Before he could work out his super-regenerative ray [Rife Machine consisting of the Colin B. Kennedy receivers model 110 and 281] it was necessary for him to work out a method for changing the polarization of vacuum tubes at will. He can switch them from negative to positive, and then back switch them back. That again, is something that is not being done in New York, Munich, Vienna, or anywhere else, he says.

One revolutionary idea after another followed in the evolution of this [Rife Machine] apparatus. In its final form the juice runs all around the room through one gadget or another, and finally feeds through a platinum electrode in a quartz tube [Ray tube] filled with helium gas. These are a few of the refinements that make it 17 times as penetrating as x-ray.

Minor details of his achievements are perhaps more astonishing, than the achievements themselves, because they are more readily comprehended.
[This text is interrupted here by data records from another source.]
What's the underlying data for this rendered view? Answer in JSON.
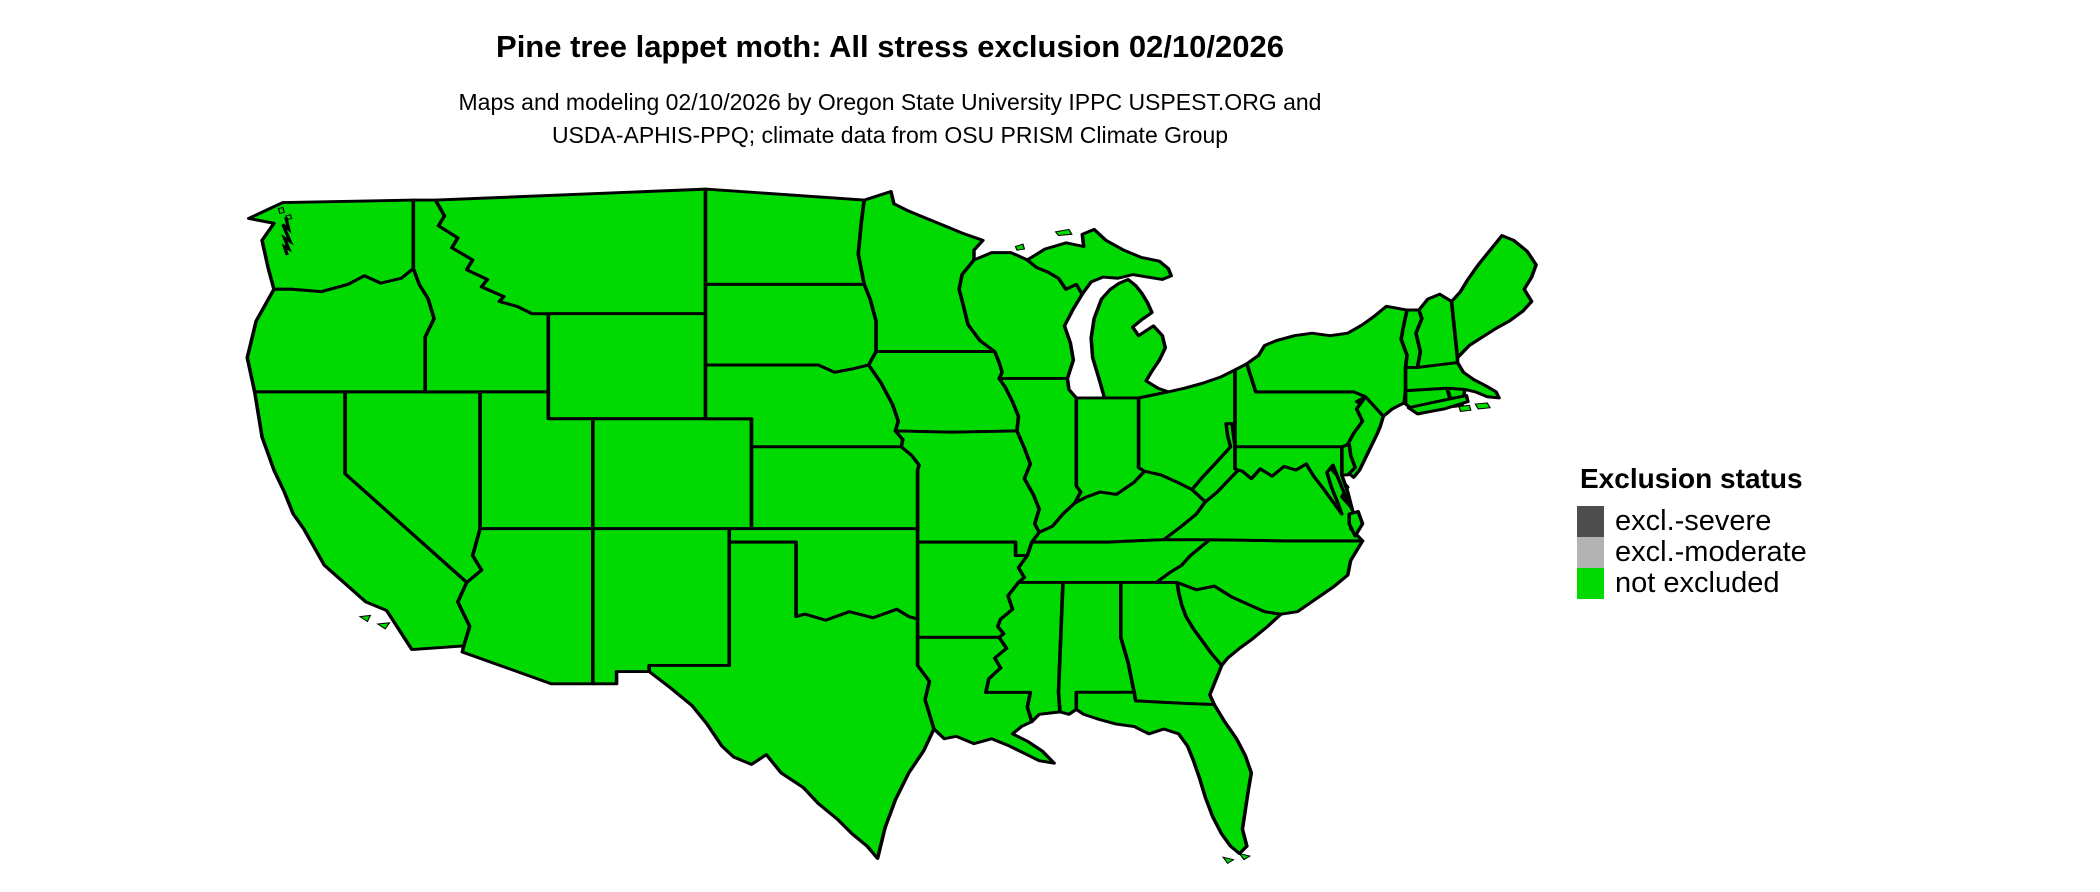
{
  "title": "Pine tree lappet moth: All stress exclusion 02/10/2026",
  "subtitle_line1": "Maps and modeling 02/10/2026 by Oregon State University IPPC USPEST.ORG and",
  "subtitle_line2": "USDA-APHIS-PPQ; climate data from OSU PRISM Climate Group",
  "legend": {
    "title": "Exclusion status",
    "entries": [
      {
        "label": "excl.-severe",
        "color": "#4d4d4d"
      },
      {
        "label": "excl.-moderate",
        "color": "#b3b3b3"
      },
      {
        "label": "not excluded",
        "color": "#00da00"
      }
    ]
  },
  "map": {
    "region": "contiguous United States with state boundaries",
    "all_states_status": "not excluded",
    "fill_color": "#00da00",
    "border_color": "#000000",
    "background_color": "#ffffff"
  }
}
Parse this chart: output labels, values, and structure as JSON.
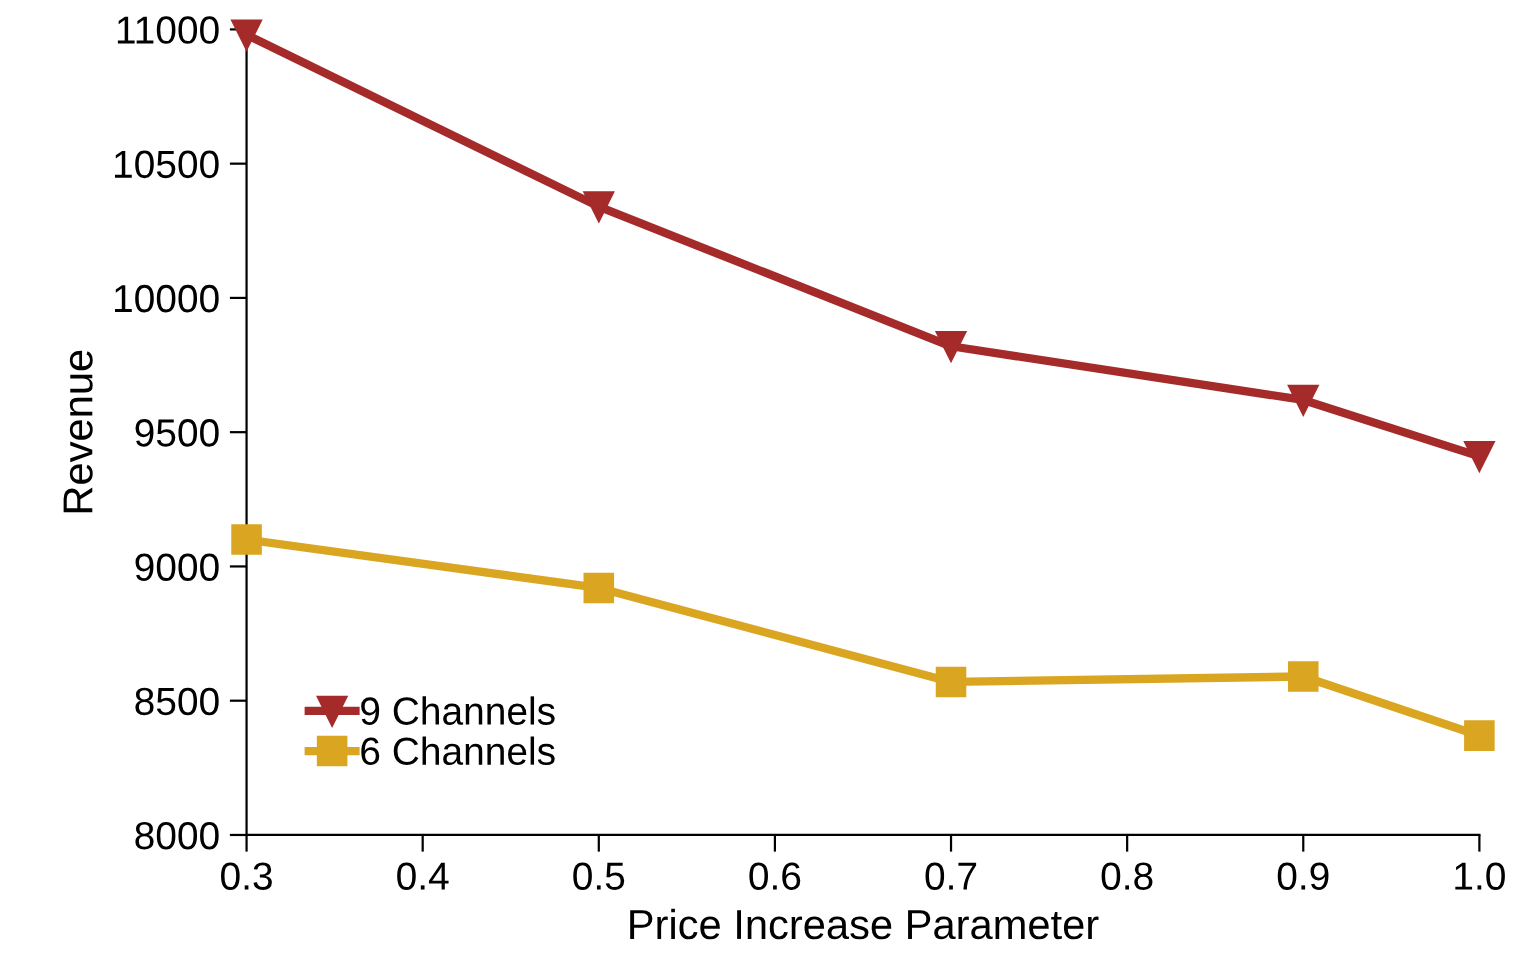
{
  "chart_data": {
    "type": "line",
    "xlabel": "Price Increase Parameter",
    "ylabel": "Revenue",
    "x": [
      0.3,
      0.5,
      0.7,
      0.9,
      1.0
    ],
    "series": [
      {
        "name": "9 Channels",
        "color": "#a52a2a",
        "marker": "triangle_down",
        "values": [
          10980,
          10340,
          9820,
          9620,
          9410
        ]
      },
      {
        "name": "6 Channels",
        "color": "#daa520",
        "marker": "square",
        "values": [
          9100,
          8920,
          8570,
          8590,
          8370
        ]
      }
    ],
    "xlim": [
      0.3,
      1.0
    ],
    "xticks": [
      0.3,
      0.4,
      0.5,
      0.6,
      0.7,
      0.8,
      0.9,
      {
        "value": 1,
        "label": "1.0"
      }
    ],
    "ylim": [
      8000,
      11000
    ],
    "yticks": [
      8000,
      8500,
      9000,
      9500,
      10000,
      10500,
      11000
    ],
    "grid": false,
    "legend": "bottom left",
    "line_style": "solid"
  }
}
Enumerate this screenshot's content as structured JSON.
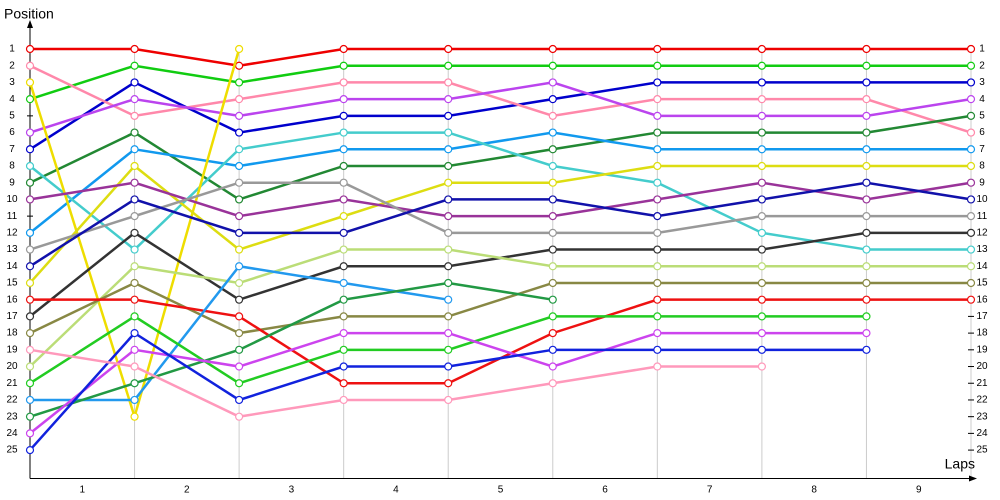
{
  "chart_data": {
    "type": "line",
    "ylabel": "Position",
    "xlabel": "Laps",
    "x": [
      0,
      1,
      2,
      3,
      4,
      5,
      6,
      7,
      8,
      9
    ],
    "xlim": [
      0,
      9
    ],
    "xticks": [
      {
        "value": 0.5,
        "label": "1"
      },
      {
        "value": 1.5,
        "label": "2"
      },
      {
        "value": 2.5,
        "label": "3"
      },
      {
        "value": 3.5,
        "label": "4"
      },
      {
        "value": 4.5,
        "label": "5"
      },
      {
        "value": 5.5,
        "label": "6"
      },
      {
        "value": 6.5,
        "label": "7"
      },
      {
        "value": 7.5,
        "label": "8"
      },
      {
        "value": 8.5,
        "label": "9"
      }
    ],
    "ylim": [
      26.7,
      0
    ],
    "inverted": true,
    "yticks": [
      1,
      2,
      3,
      4,
      5,
      6,
      7,
      8,
      9,
      10,
      11,
      12,
      13,
      14,
      15,
      16,
      17,
      18,
      19,
      20,
      21,
      22,
      23,
      24,
      25
    ],
    "grid": true,
    "series": [
      {
        "color": "#ee0000",
        "values": [
          1,
          1,
          2,
          1,
          1,
          1,
          1,
          1,
          1,
          1
        ]
      },
      {
        "color": "#11cc11",
        "values": [
          4,
          2,
          3,
          2,
          2,
          2,
          2,
          2,
          2,
          2
        ]
      },
      {
        "color": "#0000cc",
        "values": [
          7,
          3,
          6,
          5,
          5,
          4,
          3,
          3,
          3,
          3
        ]
      },
      {
        "color": "#ff88aa",
        "values": [
          2,
          5,
          4,
          3,
          3,
          5,
          4,
          4,
          4,
          6
        ]
      },
      {
        "color": "#bb44ee",
        "values": [
          6,
          4,
          5,
          4,
          4,
          3,
          5,
          5,
          5,
          4
        ]
      },
      {
        "color": "#228833",
        "values": [
          9,
          6,
          10,
          8,
          8,
          7,
          6,
          6,
          6,
          5
        ]
      },
      {
        "color": "#1199ee",
        "values": [
          12,
          7,
          8,
          7,
          7,
          6,
          7,
          7,
          7,
          7
        ]
      },
      {
        "color": "#44cccc",
        "values": [
          8,
          13,
          7,
          6,
          6,
          8,
          9,
          12,
          13,
          13
        ]
      },
      {
        "color": "#eedd00",
        "values": [
          3,
          23,
          1,
          null,
          null,
          null,
          null,
          null,
          null,
          null
        ]
      },
      {
        "color": "#dddd11",
        "values": [
          15,
          8,
          13,
          11,
          9,
          9,
          8,
          8,
          8,
          8
        ]
      },
      {
        "color": "#993399",
        "values": [
          10,
          9,
          11,
          10,
          11,
          11,
          10,
          9,
          10,
          9
        ]
      },
      {
        "color": "#999999",
        "values": [
          13,
          11,
          9,
          9,
          12,
          12,
          12,
          11,
          11,
          11
        ]
      },
      {
        "color": "#1111aa",
        "values": [
          14,
          10,
          12,
          12,
          10,
          10,
          11,
          10,
          9,
          10
        ]
      },
      {
        "color": "#333333",
        "values": [
          17,
          12,
          16,
          14,
          14,
          13,
          13,
          13,
          12,
          12
        ]
      },
      {
        "color": "#bbdd77",
        "values": [
          20,
          14,
          15,
          13,
          13,
          14,
          14,
          14,
          14,
          14
        ]
      },
      {
        "color": "#888844",
        "values": [
          18,
          15,
          18,
          17,
          17,
          15,
          15,
          15,
          15,
          15
        ]
      },
      {
        "color": "#ee1111",
        "values": [
          16,
          16,
          17,
          21,
          21,
          18,
          16,
          16,
          16,
          16
        ]
      },
      {
        "color": "#2299ee",
        "values": [
          22,
          22,
          14,
          15,
          16,
          null,
          null,
          null,
          null,
          null
        ]
      },
      {
        "color": "#22cc22",
        "values": [
          21,
          17,
          21,
          19,
          19,
          17,
          17,
          17,
          17,
          null
        ]
      },
      {
        "color": "#229944",
        "values": [
          23,
          21,
          19,
          16,
          15,
          16,
          null,
          null,
          null,
          null
        ]
      },
      {
        "color": "#cc44ee",
        "values": [
          24,
          19,
          20,
          18,
          18,
          20,
          18,
          18,
          18,
          null
        ]
      },
      {
        "color": "#1122dd",
        "values": [
          25,
          18,
          22,
          20,
          20,
          19,
          19,
          19,
          19,
          null
        ]
      },
      {
        "color": "#ff99bb",
        "values": [
          19,
          20,
          23,
          22,
          22,
          21,
          20,
          20,
          null,
          null
        ]
      }
    ]
  }
}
A light for illuminating subjects on a slide, for instance, contains a 21 - candlepower automobile headlight bulb. This little spark is built up in a cylinder three inches long and two inches in girth, to a beam whose power is 2000 candlepower cold light.

CULTURE APPARATUS

Another of his productions is the anaerobic culture apparatus, with whose help a culture can be studied in a vacuum or under pressure, with or without free oxygen, without disturbing the culture or troubling more than twist of a couple of valves and the strokes of a piston. Effects of various conditions on cell structure may in this way be determined without difficulty.

An article of readable length can only scratch the surface of Rife's experiments and achievements, even without going into those which can be comprehended only by a mind trained in bacteriology and kindred sciences.
Rife himself has been persuaded to contribute more specialized articles on various experiments, which, it is panned, will appear from time to time in the Union.